Naturally, many Australian businesses are now looking to China to offset the uncertainty being faced domestically. Given its’ low-cost nature, Cross-Border eCommerce presents a particularly attractive entry point for many businesses. In 2019, 71% of China’s internet-active population made an online transaction, while eCommerce penetration reached as high as 36.6% of total retail sales. It seems there has never been a better time to plan, develop or update your China launch strategy.
China: A Market Changed
As Ogilvy pointed out: the post-COVID19 China is already proving to be a very different place. Businesses must be prepared to adapt to a changing landscape.
Noteworthy Digital Shifts:
- Mini-Programs are now a bare-minimum pay-to-play requirement for businesses, with daily active users in February surpassing 450 million. This follows Tencent’s announcement of a 6.1% YOY jump in WeChat’s monthly active users, now at 1.17 billion (Q4, 2019).
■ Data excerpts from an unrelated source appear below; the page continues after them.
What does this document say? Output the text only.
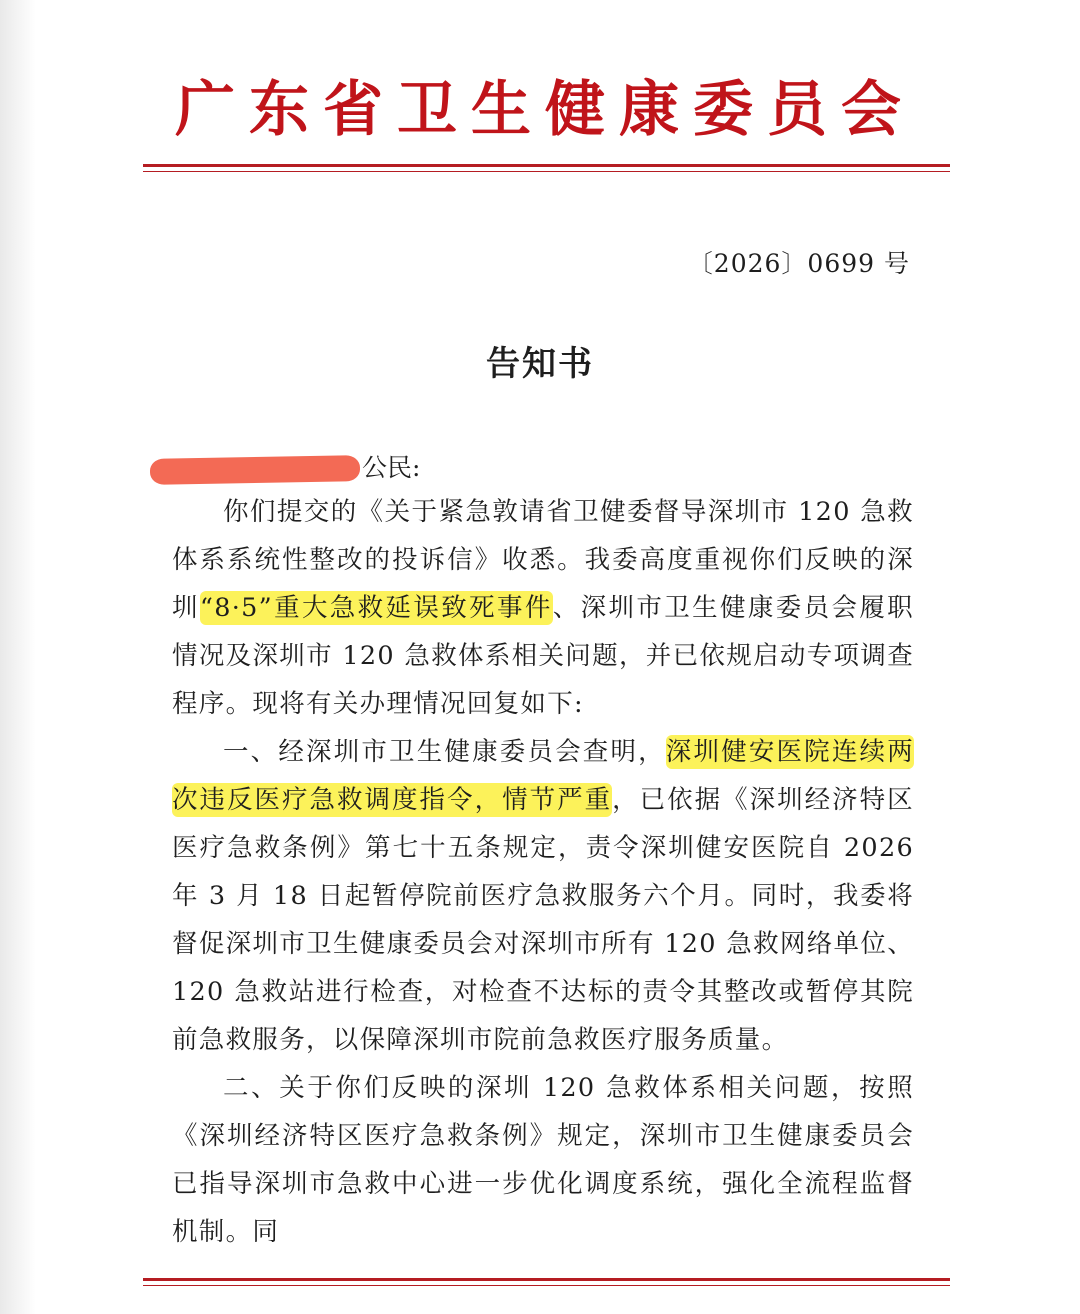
广东省卫生健康委员会
〔2026〕0699 号
告知书
公民:

你们提交的《关于紧急敦请省卫健委督导深圳市 120 急救体系系统性整改的投诉信》收悉。我委高度重视你们反映的深圳“8·5”重大急救延误致死事件、深圳市卫生健康委员会履职情况及深圳市 120 急救体系相关问题，并已依规启动专项调查程序。现将有关办理情况回复如下:

一、经深圳市卫生健康委员会查明，深圳健安医院连续两次违反医疗急救调度指令，情节严重，已依据《深圳经济特区医疗急救条例》第七十五条规定，责令深圳健安医院自 2026 年 3 月 18 日起暂停院前医疗急救服务六个月。同时，我委将督促深圳市卫生健康委员会对深圳市所有 120 急救网络单位、120 急救站进行检查，对检查不达标的责令其整改或暂停其院前急救服务，以保障深圳市院前急救医疗服务质量。

二、关于你们反映的深圳 120 急救体系相关问题，按照《深圳经济特区医疗急救条例》规定，深圳市卫生健康委员会已指导深圳市急救中心进一步优化调度系统，强化全流程监督机制。同
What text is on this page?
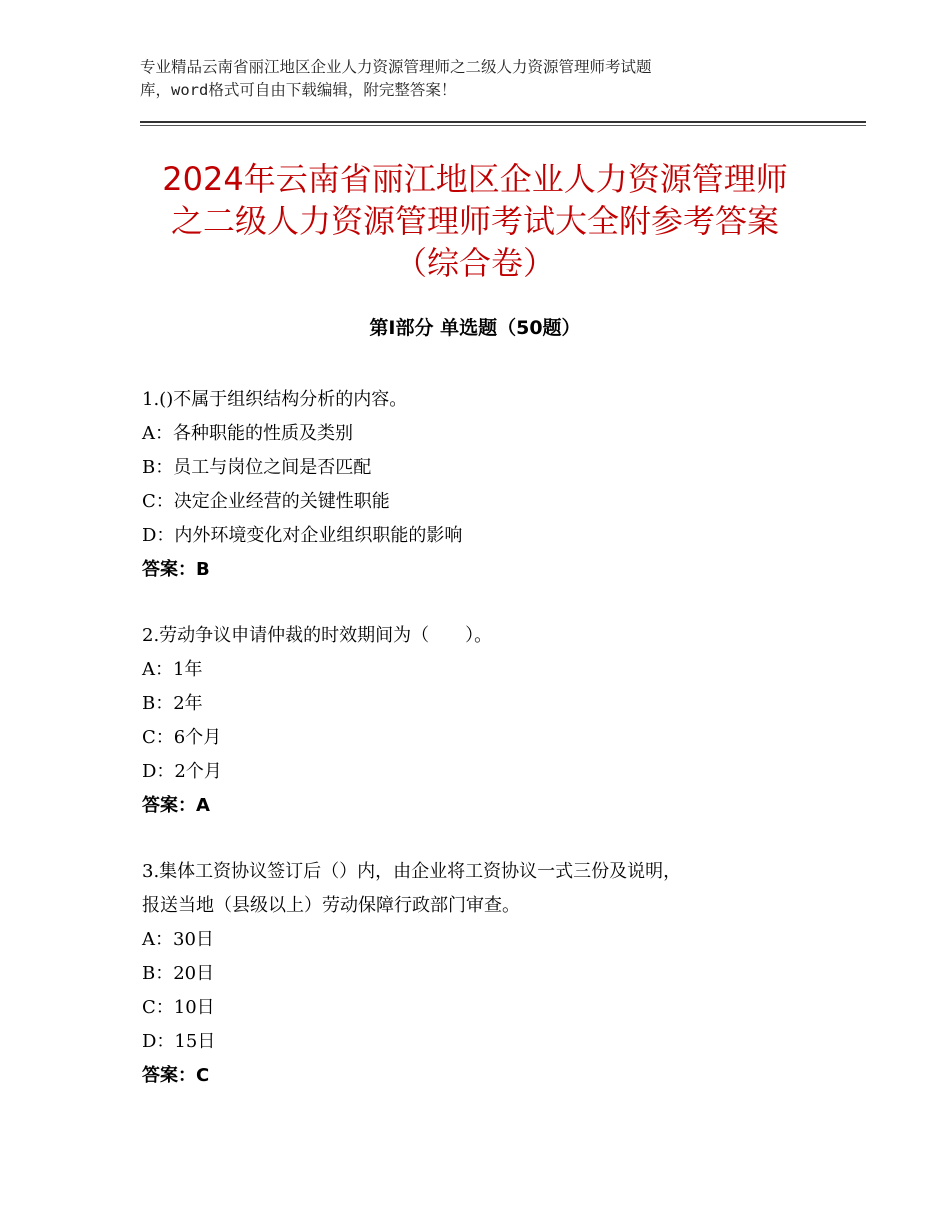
专业精品云南省丽江地区企业人力资源管理师之二级人力资源管理师考试题
库，word格式可自由下载编辑，附完整答案！
2024年云南省丽江地区企业人力资源管理师
之二级人力资源管理师考试大全附参考答案
（综合卷）
第Ⅰ部分 单选题（50题）
1.()不属于组织结构分析的内容。
A：各种职能的性质及类别
B：员工与岗位之间是否匹配
C：决定企业经营的关键性职能
D：内外环境变化对企业组织职能的影响
答案：B
2.劳动争议申请仲裁的时效期间为（　　）。
A：1年
B：2年
C：6个月
D：2个月
答案：A
3.集体工资协议签订后（）内，由企业将工资协议一式三份及说明，
报送当地（县级以上）劳动保障行政部门审查。
A：30日
B：20日
C：10日
D：15日
答案：C
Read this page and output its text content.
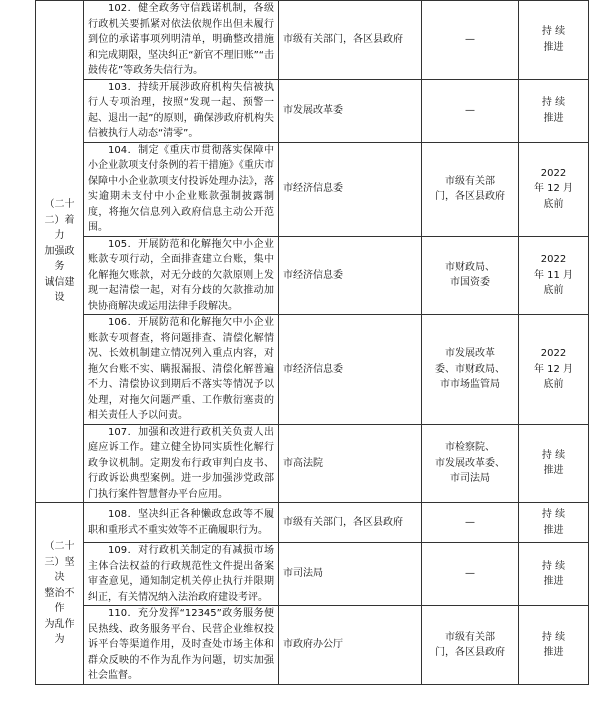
（二十
二）着力
加强政务
诚信建设	102．健全政务守信践诺机制，各级行政机关要抓紧对依法依规作出但未履行到位的承诺事项列明清单，明确整改措施和完成期限，坚决纠正“新官不理旧账”“击鼓传花”等政务失信行为。	市级有关部门，各区县政府	—	持 续
推进
	103．持续开展涉政府机构失信被执行人专项治理，按照“发现一起、预警一起、退出一起”的原则，确保涉政府机构失信被执行人动态“清零”。	市发展改革委	—	持 续
推进
	104．制定《重庆市贯彻落实保障中小企业款项支付条例的若干措施》《重庆市保障中小企业款项支付投诉处理办法》，落实逾期未支付中小企业账款强制披露制度，将拖欠信息列入政府信息主动公开范围。	市经济信息委	市级有关部
门，各区县政府	2022
年 12 月
底前
	105．开展防范和化解拖欠中小企业账款专项行动，全面排查建立台账，集中化解拖欠账款，对无分歧的欠款原则上发现一起清偿一起，对有分歧的欠款推动加快协商解决或运用法律手段解决。	市经济信息委	市财政局、
市国资委	2022
年 11 月
底前
	106．开展防范和化解拖欠中小企业账款专项督查，将问题排查、清偿化解情况、长效机制建立情况列入重点内容，对拖欠台账不实、瞒报漏报、清偿化解普遍不力、清偿协议到期后不落实等情况予以处理，对拖欠问题严重、工作敷衍塞责的相关责任人予以问责。	市经济信息委	市发展改革
委、市财政局、
市市场监管局	2022
年 12 月
底前
	107．加强和改进行政机关负责人出庭应诉工作。建立健全协同实质性化解行政争议机制。定期发布行政审判白皮书、行政诉讼典型案例。进一步加强涉党政部门执行案件智慧督办平台应用。	市高法院	市检察院、
市发展改革委、
市司法局	持 续
推进
（二十
三）坚决
整治不作
为乱作为	108．坚决纠正各种懒政怠政等不履职和重形式不重实效等不正确履职行为。	市级有关部门，各区县政府	—	持 续
推进
	109．对行政机关制定的有减损市场主体合法权益的行政规范性文件提出备案审查意见，通知制定机关停止执行并限期纠正，有关情况纳入法治政府建设考评。	市司法局	—	持 续
推进
	110．充分发挥“12345”政务服务便民热线、政务服务平台、民营企业维权投诉平台等渠道作用，及时查处市场主体和群众反映的不作为乱作为问题，切实加强社会监督。	市政府办公厅	市级有关部
门，各区县政府	持 续
推进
- Livestreaming is now a major part of netizens’ purchase journeys, with the number of Taobao livestreams in February having jumped 110% YOY.
- Mobile gaming is currently at a record high, and brands are increasingly incorporating games as into their engagement and sales strategies.
- Remote collaboration and learning are now commonplace. Even Pinduoduo has launched its’ own platform, Knock.
- 5G has well and truly landed in China. Since the start of 2020, Beijing has built 9,000 5G towers and doubled their userbase. Chinese consumers are also showing to be more willing than the rest of the world to pay a premium for 5G.
- China’s logistics networks will emerge stronger than ever. Alibaba Group, JD.com and Meituan Dianping have undergone a significant stress test throughout the crisis. They have worked alongside government regulators to streamline approvals processes and launch new delivery services incorporating fleets of drones and autonomous vehicles.